Ministerie van Algemene Zaken

Ministerie van Binnenlandse Zaken en Koninkrijksrelaties Bestuurlijke Vernieuwing en Koninkrijksrelaties
Persbericht ministerraad
25 februari 2005

KABINET WIL DOORSTART DUALISERING GEMEENTEBESTUUR

Het kabinet onderschrijft de noodzaak om zowel op rijks- als gemeentelijk niveau een extra inspanning te plegen voor de dualisering van het gemeentebestuur. Dit blijkt uit het kabinetsstandpunt op het rapport van de Stuurgroep Evaluatie Dualisering Gemeentebestuur waarmee de ministerraad op voorstel van minister De Graaf voor Bestuurlijke Vernieuwing en Koninkrijksrelaties heeft ingestemd. Deze stuurgroep, onder voorzitterschap van mw. Leemhuis-Stout, stelde eind 2004 vast dat de doelstellingen van de wet dualisering gemeentebestuur nog niet zijn bereikt. Om deze doelstellingen op termijn wel te halen, heeft de stuurgroep in totaal 17 aanbevelingen gedaan om wijzigingen in structuur en cultuur aan te brengen en om een doorstart te bewerkstelligen.

Doorstart dualisering
De doorstart van het dualiseringsproces zal worden uitgevoerd via de zogeheten Vernieuwingsimpuls, een samenwerkingsverband tussen het ministerie van Binnenlandse Zaken en Koninkrijksrelaties en de Vereniging van Nederlandse Gemeenten.

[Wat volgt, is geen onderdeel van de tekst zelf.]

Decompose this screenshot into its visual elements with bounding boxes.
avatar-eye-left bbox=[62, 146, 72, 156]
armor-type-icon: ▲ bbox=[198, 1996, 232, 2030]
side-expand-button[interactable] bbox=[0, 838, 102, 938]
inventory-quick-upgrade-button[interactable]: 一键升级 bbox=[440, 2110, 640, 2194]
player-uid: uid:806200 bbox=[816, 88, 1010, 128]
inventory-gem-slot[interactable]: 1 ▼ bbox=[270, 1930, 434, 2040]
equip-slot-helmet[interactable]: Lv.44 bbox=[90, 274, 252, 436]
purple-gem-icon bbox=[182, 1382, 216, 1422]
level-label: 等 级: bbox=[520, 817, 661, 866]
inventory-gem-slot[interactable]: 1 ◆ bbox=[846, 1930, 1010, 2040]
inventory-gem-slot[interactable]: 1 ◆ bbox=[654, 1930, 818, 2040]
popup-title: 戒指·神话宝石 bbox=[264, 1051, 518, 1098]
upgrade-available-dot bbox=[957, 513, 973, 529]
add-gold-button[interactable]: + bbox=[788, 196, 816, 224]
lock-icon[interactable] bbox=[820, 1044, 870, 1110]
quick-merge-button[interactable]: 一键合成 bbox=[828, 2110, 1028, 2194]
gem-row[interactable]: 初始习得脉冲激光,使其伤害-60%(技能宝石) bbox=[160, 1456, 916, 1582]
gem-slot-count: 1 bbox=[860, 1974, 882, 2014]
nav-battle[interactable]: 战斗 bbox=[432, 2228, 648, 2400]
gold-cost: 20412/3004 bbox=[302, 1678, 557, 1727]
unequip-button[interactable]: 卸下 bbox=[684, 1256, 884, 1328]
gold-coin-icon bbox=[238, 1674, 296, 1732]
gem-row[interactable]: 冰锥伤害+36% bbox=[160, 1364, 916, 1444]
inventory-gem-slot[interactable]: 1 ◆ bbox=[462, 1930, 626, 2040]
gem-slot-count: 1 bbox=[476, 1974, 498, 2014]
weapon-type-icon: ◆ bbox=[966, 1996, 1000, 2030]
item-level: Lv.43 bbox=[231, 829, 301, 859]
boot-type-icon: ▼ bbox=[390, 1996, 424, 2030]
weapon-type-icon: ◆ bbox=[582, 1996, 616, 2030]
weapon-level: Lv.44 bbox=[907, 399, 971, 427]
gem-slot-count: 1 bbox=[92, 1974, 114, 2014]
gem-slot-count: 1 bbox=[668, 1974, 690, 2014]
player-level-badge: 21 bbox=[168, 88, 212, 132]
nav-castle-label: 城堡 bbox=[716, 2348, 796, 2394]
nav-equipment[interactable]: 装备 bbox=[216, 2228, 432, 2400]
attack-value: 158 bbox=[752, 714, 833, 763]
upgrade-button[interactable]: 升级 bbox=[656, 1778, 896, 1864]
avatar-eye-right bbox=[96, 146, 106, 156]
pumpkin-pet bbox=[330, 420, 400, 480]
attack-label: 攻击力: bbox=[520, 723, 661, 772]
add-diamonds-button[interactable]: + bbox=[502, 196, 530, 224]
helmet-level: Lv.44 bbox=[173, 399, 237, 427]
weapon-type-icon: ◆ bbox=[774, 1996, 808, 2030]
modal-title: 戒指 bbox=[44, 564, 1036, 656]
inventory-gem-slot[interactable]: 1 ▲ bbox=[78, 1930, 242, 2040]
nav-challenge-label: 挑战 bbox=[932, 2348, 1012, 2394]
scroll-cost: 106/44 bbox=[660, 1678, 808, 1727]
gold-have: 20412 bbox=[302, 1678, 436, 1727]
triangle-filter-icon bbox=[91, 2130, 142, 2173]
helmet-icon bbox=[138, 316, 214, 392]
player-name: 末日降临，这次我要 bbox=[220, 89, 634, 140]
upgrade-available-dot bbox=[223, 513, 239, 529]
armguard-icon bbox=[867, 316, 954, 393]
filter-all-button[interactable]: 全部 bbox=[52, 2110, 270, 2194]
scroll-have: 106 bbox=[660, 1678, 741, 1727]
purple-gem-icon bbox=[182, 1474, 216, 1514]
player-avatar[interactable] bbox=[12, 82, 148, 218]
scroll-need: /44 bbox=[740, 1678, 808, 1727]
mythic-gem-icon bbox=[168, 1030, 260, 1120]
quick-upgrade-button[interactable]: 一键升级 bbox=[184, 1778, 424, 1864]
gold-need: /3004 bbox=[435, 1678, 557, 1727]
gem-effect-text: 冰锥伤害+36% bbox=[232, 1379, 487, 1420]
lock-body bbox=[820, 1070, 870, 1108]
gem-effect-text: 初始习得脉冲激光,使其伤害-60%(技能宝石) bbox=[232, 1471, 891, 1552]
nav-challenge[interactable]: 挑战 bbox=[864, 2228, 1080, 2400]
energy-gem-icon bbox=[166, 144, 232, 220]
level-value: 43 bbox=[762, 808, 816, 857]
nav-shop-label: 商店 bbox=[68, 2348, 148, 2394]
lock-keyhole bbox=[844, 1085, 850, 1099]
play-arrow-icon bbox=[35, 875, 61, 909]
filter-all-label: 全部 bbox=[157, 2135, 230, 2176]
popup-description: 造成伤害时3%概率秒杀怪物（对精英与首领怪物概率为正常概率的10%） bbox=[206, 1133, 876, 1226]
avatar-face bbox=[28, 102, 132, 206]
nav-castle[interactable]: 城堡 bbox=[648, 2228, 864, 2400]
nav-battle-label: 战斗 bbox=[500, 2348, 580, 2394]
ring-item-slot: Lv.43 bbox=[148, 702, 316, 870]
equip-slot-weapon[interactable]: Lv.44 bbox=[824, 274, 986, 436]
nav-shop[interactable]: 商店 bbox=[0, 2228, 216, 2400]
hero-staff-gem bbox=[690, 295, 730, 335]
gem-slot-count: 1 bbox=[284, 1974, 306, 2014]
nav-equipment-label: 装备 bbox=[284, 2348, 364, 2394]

Het zwaartepunt van de werkzaamheden zal volgens het kabinet moeten verschuiven van voorlichting over dualisme naar het ondersteunen van gemeenten in hun ontwikkeling naar een goed functionerende dualistische bestuurspraktijk. Hiervoor zal een actieprogramma worden opgesteld waarin de nadruk ligt op de cultuurverandering op lokaal niveau.

Cultuur
Hierbij heeft de stuurgroep-Leemhuis zich vooral gericht op het functioneren van het raadslid. Het kabinet is met de stuurgroep van oordeel dat het deeltijdkarakter van het raadslidmaatschap moet worden behouden. Onderstreept wordt dat een actieve rol in de maatschappij onontbeerlijk is voor een goede taakuitoefening van het raadslid als volksvertegenwoordiger.

Structuur
Het kabinet onderschrijft de aanbeveling om de Gemeentewet op onderdelen aan te passen. Reden hiervoor is dat deze onderdelen voor onduidelijkheid zorgen over de taakverdeling binnen het gemeentebestuur. Het artikel waarin staat dat een wethouder al dan niet op zijn verzoek door de raad wordt uitgenodigd om in de vergadering aanwezig te zijn en aan de beraadslaging deel te nemen, zal worden vervangen door een artikel dat tot uitdrukking brengt dat het college in de raad zijn beleidsvoorstellen verdedigt. Verder zal een bepaling aan de Gemeentewet worden toegevoegd waarin wordt geregeld dat de gemeenteraad geen initiatiefvoorstellen kan vaststellen dan nadat burgemeester en wethouders in de gelegenheid zijn gesteld om hun wensen en bedenkingen ter kennis van de raad te brengen. Daarnaast zal de Gemeentewet worden bekeken op onvolkomenheden die niet uit de evaluatie naar voren zijn gekomen. Eventuele wijzigingen worden dan tegelijk meegenomen in het wetsvoorstel.